Balloon payments are beginning to take their toll on securitized commercial real estate loans, with delinquency jumping more than 30 basis points last month. Apartment loans were the worst performers, while mortgages on hotels have seen consistent improvement.
Loans included in commercial mortgage-backed securities had a 30-day delinquency rate of 9.68 percent in March. The aggregate principal balance of delinquent CMBS loans was $58.1 billion.
The past-due rate rose from February, when it stood at 9.37 percent.
Trepp LLC, which released the data Monday, said the increase reflected $5 billion in newly delinquent loans, which were partially offset by just $1 billion in loans resolutions.

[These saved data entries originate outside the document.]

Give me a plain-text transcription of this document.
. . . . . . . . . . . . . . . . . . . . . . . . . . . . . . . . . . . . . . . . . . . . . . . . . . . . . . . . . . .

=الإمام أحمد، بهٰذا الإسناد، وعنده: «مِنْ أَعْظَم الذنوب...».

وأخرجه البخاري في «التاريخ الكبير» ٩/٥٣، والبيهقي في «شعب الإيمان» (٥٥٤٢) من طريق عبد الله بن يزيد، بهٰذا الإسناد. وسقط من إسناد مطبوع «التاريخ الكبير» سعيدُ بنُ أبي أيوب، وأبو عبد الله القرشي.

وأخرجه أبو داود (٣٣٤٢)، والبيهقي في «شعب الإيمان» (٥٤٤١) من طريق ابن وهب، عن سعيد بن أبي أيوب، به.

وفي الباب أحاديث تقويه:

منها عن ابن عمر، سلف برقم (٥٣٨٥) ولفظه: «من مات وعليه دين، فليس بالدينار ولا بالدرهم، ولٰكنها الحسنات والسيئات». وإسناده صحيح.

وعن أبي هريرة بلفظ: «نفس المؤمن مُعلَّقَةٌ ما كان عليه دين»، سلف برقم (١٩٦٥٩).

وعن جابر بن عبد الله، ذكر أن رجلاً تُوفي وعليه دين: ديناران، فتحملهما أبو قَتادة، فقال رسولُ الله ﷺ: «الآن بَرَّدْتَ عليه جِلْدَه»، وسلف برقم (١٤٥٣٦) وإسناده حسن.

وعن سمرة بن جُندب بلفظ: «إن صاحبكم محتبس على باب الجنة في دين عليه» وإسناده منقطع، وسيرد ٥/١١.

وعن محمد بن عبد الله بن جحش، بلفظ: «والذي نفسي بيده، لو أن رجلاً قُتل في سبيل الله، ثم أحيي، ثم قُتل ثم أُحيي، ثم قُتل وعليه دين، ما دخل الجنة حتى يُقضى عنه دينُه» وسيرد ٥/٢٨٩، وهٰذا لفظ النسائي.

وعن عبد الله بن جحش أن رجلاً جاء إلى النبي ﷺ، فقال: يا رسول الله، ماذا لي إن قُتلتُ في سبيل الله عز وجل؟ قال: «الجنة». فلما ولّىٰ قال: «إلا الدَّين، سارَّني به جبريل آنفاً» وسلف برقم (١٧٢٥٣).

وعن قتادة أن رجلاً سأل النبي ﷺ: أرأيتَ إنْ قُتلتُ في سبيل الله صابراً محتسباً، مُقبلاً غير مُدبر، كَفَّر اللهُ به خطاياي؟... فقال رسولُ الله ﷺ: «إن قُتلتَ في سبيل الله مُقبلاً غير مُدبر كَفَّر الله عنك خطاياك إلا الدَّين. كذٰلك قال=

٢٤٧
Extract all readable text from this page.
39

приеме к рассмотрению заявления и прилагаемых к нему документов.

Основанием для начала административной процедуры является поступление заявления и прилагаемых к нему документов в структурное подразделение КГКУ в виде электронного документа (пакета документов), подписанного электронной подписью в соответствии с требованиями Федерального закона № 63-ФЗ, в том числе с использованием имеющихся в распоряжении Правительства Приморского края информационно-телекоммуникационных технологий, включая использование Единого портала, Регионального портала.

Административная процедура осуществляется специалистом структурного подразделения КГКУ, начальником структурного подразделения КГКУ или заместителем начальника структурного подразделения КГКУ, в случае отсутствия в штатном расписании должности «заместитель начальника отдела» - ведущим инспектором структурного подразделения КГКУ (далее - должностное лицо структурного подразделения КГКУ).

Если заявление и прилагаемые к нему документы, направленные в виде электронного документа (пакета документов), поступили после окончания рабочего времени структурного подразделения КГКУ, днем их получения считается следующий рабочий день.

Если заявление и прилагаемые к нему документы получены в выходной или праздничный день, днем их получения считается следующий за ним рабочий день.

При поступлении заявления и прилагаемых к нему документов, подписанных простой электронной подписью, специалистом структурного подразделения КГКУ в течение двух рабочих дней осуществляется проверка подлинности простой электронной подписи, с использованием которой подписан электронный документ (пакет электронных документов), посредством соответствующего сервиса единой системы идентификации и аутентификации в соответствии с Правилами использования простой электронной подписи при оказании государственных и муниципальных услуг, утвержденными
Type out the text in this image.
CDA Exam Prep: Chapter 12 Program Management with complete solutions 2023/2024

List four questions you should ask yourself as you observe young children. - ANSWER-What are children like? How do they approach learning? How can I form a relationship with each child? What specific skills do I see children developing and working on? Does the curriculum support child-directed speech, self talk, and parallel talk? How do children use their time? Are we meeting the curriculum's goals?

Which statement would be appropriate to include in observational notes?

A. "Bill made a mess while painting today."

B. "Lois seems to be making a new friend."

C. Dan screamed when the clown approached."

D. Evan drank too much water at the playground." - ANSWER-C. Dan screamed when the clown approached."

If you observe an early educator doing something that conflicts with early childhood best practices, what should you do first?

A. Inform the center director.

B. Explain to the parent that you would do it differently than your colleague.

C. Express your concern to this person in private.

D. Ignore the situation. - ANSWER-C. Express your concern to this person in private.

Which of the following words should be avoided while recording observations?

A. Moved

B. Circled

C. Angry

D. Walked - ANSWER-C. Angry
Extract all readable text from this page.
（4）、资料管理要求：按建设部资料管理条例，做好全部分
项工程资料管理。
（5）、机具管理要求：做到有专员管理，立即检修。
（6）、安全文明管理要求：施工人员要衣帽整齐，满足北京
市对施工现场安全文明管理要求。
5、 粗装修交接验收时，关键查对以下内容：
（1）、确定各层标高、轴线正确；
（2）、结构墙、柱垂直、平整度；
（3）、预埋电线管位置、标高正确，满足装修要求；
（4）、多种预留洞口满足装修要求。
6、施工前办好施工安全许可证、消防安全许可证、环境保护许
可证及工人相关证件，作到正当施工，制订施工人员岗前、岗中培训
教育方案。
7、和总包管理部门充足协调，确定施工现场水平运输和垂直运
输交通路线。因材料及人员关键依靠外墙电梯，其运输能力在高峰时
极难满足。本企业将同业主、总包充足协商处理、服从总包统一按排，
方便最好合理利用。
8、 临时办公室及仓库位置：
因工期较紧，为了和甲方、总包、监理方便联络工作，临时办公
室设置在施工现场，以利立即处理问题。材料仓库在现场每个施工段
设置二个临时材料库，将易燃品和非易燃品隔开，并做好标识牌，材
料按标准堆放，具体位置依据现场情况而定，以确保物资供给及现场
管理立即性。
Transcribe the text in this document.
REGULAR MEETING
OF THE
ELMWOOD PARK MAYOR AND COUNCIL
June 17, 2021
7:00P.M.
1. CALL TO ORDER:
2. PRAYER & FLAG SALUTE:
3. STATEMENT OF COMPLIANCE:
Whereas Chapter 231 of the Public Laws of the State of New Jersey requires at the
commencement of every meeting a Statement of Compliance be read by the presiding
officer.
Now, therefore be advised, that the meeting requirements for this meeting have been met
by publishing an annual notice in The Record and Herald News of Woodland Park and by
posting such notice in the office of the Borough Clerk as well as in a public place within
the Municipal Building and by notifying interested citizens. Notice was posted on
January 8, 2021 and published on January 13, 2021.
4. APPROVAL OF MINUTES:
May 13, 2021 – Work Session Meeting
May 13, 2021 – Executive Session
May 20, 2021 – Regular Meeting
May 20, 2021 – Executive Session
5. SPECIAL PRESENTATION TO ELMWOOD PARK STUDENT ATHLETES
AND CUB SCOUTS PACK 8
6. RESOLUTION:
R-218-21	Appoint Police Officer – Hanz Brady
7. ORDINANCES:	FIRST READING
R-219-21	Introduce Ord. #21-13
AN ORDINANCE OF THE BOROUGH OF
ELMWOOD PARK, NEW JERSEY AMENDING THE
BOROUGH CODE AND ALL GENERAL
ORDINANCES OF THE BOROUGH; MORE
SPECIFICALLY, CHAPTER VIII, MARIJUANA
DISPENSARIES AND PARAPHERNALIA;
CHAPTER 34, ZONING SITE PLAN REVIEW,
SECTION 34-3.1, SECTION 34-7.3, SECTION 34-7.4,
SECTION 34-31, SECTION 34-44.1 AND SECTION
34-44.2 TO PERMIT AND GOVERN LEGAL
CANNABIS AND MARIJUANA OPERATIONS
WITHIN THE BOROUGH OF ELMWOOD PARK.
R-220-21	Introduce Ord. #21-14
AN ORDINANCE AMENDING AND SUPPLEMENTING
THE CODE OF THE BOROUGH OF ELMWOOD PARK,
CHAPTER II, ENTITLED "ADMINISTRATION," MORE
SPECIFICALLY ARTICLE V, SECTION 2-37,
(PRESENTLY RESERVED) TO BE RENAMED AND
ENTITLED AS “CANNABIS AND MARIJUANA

Trepp previously reported that one-month delinquency on CRE loans was 9.42 percent a year earlier — the worst on record up to that point.
“We predicted late last year that the delinquency rate would rise largely on the impact of 2007 loans coming due, and today’s report underscores that forecast,” Trepp Senior Managing Director Manus Clancy said in the report. “After the rate fell nicely in January and February, we were cautiously hopeful that we’d be wrong.
“This month’s report shows that the market has a lot of wood to cut and that a rate north of 10 percent can’t be ruled out.”
Driving last month’s deterioration was multifamily loan delinquency, which jumped 74 BPS from February to 15.39 percent.
A 37-basis-point increase was recorded for office property mortgages, which had a rate of 9.41 percent last month.
After that were mortgages secured by retail properties, which increased to 8.24 percent from 8.00 percent in February.
Also increasing were late payments on industrial property loans, with the rate rising 17 BPS to 12.54 percent.
Delinquency on lodging loans, a category that suffered the most with the onset of the recession, was down 42 BPS from February to 10.63 percent. Lodging delinquency has fallen each month since October 2011, when the rate was 14.12 percent.